The Centre on Thursday met states to consider the goods and services tax (GST) model proposed by the Gujarat government, as it tries to address their concerns on loss of revenue in the new tax regime and bridge trust deficit. Consuming states, however, opposed the proposal and it might be diluted if the Centre was to accept it.
"We met to discuss the proposal of the Gujarat government for sustaining revenue in GST," said an official after a meeting of the sub-committee of the empowered committee of state finance ministers.
After opposing it initially, Gujarat has now extended its support to GST with a rider that the Centre compensate it for any possible losses under the new system. The state proposed that exporting states should be permitted to retain two per cent of Integrated GST or IGST, the tax on inter-state movement of goods to be levied by the Centre. It will replace Central Sales Tax levied at present.
However, finance ministry officials opposed the idea and so did consuming states such as West Bengal and Bihar.

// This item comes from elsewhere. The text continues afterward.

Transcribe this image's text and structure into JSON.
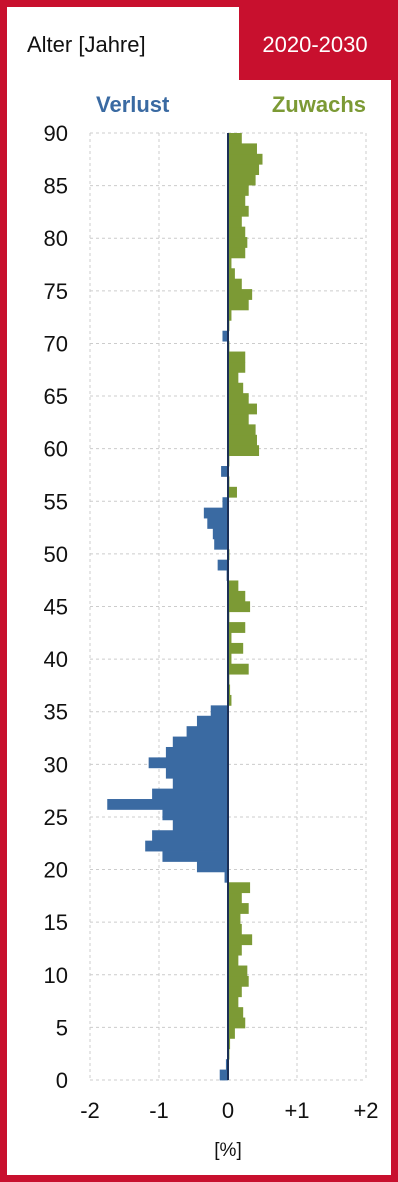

The proposal got the backing of other producing states such as Haryana, Tamil Nadu and Andhra Pradesh. States are now negotiating whether the rate can be lowered to one per cent with a sunset clause.
"There were few takers for this model because if the Centre gives IGST to manufacturing states from its CGST kitty, the overall compensation for GST would come down. With the shrinking of divisible pool, BIMARU (Bihar, Madhya Pradesh, Rajasthan and Uttar Pradesh) states are going to lose," said another official.
Gujarat's argument is that the destination principle of GST gives no incentive to producing states to promote the manufacturing sector. Though the Centre has agreed to compensate states for any losses in the GST regime, Gujarat argued "it would be only for five years, while this would be a permanent loss".
Though the United Progressive Alliance government had rejected Gujarat's earlier proposal to let states collect both CGST and SGST and then transfer to the Centre its component, Thursday's meeting between officials of the finance ministry and states signals that the National Democratic Alliance government might be open to the suggestion.
The finance ministry has been trying to evolve a consensus on the Constitution amendment Bill for the rollout of GST. Among the contentious issues was states' demand for a provision in the Constitution to compensate them for any losses they made under the proposed indirect tax regime. The ministry is now considering another legal framework that will ensure the Constitution does not have to be amended for this purpose, and at the same time, even states' trust does not erode.
To resolve another nagging issue - of petroleum products, which states want constitutionally kept outside the GST ambit as these comprise 26 per cent of their revenues - the Centre is likely to include these products in the new regime, but taxing these at the rate of zero per cent. States could continue to levy sales tax or value-added tax on these, while the Centre would retain its right to impose excise duty.